WindFlyer, on Oct 31 2006, 01:58 PM, said:
For the 1895 Petipa setting, a fair amount of the original partiture was re-ordered, some music was cut, and some was added. Tchaikovsky was already dead, so the music that was added, while composed by Tchaikovsky, was orchestrated by Riccardo Drigo (an in-house composer at the Mariinksy Theatre at the time). The music came from a set of 18 Piano Pieces published as op. 72. The following three pieces were added: No. 11 (Valse bluette), the corps piece inserted early into Act IV; No. 15 (Un poco di Chopin), inserted toward the end of Act IV between the beginning and closing of the Scene finale of the original partiture; and No. 12 (L'Espiègle), inserted into the Black Swan pdd before the Coda.
I do not recall having ever heard these 'Drigo' pieces performed by companies other than the Mariinsky–though they may have.

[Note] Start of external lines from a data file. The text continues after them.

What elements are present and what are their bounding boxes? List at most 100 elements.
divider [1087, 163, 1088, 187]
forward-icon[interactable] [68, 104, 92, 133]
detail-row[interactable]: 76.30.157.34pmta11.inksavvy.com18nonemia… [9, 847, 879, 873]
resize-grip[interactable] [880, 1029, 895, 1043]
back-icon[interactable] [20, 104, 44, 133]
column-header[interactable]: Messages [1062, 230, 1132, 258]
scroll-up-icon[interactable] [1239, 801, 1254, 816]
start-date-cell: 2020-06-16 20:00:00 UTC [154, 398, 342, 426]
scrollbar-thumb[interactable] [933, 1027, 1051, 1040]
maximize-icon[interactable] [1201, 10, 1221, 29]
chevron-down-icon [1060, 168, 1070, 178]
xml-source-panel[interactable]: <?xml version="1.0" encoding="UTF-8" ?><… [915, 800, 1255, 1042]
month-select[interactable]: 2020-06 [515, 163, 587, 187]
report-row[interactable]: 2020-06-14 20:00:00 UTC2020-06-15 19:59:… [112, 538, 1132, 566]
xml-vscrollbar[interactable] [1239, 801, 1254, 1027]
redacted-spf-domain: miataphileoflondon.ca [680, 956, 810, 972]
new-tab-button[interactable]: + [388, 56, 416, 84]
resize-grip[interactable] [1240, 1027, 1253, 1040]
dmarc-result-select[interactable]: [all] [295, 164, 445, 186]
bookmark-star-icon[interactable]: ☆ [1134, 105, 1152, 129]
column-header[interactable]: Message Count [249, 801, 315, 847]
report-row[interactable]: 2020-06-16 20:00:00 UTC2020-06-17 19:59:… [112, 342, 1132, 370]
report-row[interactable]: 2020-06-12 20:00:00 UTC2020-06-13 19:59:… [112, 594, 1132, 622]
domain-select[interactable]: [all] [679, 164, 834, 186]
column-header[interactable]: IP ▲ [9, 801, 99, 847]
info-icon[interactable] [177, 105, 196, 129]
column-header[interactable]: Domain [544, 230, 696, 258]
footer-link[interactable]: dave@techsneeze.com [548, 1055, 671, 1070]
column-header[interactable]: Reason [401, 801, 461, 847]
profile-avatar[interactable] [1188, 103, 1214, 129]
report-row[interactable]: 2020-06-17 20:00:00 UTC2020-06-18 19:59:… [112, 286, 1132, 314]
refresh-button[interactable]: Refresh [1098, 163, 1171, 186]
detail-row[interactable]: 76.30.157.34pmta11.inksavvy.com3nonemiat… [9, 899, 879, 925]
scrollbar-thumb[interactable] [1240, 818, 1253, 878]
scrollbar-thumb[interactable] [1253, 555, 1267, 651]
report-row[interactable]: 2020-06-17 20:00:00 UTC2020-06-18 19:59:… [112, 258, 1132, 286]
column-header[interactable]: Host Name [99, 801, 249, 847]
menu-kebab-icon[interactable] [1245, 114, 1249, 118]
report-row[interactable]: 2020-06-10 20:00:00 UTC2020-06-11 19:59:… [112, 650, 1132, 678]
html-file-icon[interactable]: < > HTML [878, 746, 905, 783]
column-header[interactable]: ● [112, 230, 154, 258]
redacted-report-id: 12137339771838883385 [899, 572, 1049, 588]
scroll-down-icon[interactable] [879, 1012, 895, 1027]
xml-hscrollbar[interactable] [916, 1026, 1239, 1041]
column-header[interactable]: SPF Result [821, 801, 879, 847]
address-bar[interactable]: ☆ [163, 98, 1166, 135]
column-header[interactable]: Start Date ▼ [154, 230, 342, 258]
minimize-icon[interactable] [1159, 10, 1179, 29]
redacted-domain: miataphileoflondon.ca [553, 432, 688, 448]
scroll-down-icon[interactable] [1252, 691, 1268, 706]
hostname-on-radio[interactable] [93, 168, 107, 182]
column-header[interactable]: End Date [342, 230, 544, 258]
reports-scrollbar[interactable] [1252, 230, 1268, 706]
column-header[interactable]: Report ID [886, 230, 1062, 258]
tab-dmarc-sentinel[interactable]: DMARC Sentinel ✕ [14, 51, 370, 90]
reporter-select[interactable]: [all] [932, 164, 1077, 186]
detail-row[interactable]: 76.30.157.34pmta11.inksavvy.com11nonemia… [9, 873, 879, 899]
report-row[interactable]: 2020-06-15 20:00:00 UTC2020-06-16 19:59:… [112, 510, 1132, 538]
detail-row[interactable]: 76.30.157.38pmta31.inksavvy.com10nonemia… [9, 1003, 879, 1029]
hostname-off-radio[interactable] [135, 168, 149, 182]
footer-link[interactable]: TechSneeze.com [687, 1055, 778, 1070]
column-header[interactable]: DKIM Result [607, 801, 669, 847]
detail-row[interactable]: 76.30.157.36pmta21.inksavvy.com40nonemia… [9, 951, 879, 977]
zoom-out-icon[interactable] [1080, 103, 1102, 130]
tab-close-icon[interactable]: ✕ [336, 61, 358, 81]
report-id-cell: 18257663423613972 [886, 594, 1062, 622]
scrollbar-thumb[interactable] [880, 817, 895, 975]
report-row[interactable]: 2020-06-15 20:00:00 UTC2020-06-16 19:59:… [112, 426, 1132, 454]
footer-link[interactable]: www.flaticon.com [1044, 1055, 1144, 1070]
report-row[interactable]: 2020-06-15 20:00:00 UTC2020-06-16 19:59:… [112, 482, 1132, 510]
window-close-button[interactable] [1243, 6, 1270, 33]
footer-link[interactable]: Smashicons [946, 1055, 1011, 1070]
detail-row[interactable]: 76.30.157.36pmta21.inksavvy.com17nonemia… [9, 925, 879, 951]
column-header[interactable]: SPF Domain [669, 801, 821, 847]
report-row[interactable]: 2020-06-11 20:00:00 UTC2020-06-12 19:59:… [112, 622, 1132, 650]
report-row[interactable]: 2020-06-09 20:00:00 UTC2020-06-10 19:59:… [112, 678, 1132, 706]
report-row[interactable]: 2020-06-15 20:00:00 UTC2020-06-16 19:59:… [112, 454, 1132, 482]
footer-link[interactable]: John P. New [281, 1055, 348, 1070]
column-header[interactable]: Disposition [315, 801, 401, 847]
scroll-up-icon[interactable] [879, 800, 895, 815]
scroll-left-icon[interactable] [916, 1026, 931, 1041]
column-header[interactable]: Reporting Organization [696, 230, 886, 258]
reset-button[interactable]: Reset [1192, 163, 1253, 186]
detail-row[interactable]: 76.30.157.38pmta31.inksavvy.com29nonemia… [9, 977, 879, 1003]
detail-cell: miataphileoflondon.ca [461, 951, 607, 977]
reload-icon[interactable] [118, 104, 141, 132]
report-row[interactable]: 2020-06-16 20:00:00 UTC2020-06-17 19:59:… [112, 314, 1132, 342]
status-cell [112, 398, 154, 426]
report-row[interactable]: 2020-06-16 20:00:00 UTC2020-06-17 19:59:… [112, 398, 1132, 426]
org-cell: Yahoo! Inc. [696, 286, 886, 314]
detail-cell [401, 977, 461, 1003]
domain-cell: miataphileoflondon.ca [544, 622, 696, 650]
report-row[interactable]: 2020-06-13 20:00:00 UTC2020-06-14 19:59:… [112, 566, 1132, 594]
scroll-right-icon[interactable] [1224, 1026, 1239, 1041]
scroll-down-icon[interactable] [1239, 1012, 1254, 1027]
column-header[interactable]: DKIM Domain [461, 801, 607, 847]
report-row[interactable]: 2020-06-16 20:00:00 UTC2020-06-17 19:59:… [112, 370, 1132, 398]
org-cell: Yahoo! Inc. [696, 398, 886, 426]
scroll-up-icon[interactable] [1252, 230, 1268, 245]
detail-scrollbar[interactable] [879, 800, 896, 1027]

The current Royal Ballet production, staged by Anthony Dowell, includes these Drigo-orchestrated pieces in the fourth act. Dowell staged the production with the consultation of scholar Roland John Wiley (who's book, Tchaikovsky's Ballets, is very detailed and informative) - and this production is considered to be one of the most musically close to the 1895 production. It includes, in Act 1, the switch of the pas de trois to occur before the waltz and these interpolated piano pieces in Act IV.